Here is where I think the picture comes together. This isn’t 12-dimensional chess. It’s not Trump becoming a peacenik. The real story is at home on the political front. We are all collectively paranoid about the possibility that Trump will be reelected given the catastrophic consequences of such an event and the fact that he managed to get elected — seemingly against all the odds — in 2016. But even for Trump the emerging reality of the situation can’t be glossed over. He is stuck down at about 40–42% approval after almost three years in office. The Democratic frontrunner consistently beats him by double digits in every head-to-head poll. Just in the last month or so now all the other major contenders are beating him too, often by upwards of a ten point margin. The economy seems to be slackening. Whether we’re moving into an election-year recession isn’t clear. But it seems very clear that the economy won’t be better in a year than it is now. There is a very high likelihood that it will be weaker, whether or not it goes into actual recession.

Trump is, in a word for all his puffery and bragging, starting to feel desperate. Unpopular wars don’t win elections. His political desperation has sent him headlong in search for “deals” that he can play as “wins” for a domestic audience. You can see it with Iran. You can see it with the Taliban. We have long seen it with North Korea and it’s clear that messing up his chances for a deal was a main irritant that drove his displeasure with Bolton. We may even end up seeing it with China, though there he may feel that his manhood and brand are too invested in the fight.
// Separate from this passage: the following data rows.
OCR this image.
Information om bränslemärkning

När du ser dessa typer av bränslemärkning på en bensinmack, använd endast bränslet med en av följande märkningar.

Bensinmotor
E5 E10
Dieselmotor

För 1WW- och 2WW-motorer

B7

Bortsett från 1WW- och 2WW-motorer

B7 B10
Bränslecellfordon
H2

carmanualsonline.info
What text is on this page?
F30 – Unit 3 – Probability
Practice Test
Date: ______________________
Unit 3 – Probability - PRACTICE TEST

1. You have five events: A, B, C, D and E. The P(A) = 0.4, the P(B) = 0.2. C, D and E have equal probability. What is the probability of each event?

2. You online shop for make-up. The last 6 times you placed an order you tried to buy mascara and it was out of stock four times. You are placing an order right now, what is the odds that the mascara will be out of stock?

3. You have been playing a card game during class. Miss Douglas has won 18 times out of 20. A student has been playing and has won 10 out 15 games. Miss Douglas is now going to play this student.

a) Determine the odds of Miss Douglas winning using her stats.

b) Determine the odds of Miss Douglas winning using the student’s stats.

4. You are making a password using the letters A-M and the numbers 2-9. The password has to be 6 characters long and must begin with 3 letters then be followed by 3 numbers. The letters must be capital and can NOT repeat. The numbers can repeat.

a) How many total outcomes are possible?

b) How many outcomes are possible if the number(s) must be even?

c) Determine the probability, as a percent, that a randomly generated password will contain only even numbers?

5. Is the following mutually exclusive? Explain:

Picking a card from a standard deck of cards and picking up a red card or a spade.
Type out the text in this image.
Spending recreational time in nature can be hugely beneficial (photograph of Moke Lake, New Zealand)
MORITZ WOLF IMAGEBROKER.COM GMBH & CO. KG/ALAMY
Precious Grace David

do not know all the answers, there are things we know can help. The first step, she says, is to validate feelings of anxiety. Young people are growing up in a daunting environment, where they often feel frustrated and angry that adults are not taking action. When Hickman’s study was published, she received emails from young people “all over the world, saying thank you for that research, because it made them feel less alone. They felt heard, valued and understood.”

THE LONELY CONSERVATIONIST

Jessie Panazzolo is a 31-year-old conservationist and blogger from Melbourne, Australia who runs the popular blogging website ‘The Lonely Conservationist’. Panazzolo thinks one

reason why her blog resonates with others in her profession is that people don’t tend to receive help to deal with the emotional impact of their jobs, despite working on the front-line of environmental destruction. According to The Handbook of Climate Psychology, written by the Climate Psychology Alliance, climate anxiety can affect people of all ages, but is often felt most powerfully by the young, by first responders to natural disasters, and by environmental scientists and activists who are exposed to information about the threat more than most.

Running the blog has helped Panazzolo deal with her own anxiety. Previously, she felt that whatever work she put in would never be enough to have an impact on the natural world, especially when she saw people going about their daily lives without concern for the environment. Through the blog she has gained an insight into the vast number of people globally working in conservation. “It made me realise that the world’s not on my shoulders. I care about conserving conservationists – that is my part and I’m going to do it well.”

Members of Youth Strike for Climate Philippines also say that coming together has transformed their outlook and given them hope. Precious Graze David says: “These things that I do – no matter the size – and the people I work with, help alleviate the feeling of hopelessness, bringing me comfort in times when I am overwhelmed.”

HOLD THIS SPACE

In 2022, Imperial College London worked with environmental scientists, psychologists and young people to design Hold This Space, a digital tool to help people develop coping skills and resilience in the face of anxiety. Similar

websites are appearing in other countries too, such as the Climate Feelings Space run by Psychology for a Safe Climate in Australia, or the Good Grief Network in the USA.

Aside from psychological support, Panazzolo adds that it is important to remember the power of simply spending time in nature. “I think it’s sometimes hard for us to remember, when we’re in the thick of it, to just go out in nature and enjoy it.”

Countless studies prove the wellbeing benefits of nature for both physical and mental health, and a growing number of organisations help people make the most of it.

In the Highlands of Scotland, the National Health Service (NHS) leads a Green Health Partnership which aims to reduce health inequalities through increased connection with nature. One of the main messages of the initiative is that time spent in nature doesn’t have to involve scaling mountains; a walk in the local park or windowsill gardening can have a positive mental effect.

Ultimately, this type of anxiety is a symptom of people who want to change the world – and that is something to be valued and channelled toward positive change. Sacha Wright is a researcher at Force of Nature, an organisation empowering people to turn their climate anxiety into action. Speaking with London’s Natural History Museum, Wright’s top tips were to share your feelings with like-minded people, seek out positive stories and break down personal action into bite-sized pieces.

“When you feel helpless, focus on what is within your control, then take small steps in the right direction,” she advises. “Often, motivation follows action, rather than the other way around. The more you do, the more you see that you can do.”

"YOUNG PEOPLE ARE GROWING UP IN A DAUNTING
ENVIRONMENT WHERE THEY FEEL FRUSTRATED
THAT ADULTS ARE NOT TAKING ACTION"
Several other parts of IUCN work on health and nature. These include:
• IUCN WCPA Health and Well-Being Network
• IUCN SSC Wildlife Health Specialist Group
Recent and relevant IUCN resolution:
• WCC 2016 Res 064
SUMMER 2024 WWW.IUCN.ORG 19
If this desire for wins leads him to sideline his most warmongering aides, that is at least a tentative good thing. But the important through-line is desperation, which is almost certain to increase as the country marches toward reelection. His desperation may be on balance a good thing if it drives reduced tensions overseas. But the through-line remains desperation, and a desperate Trump is a dangerous Trump.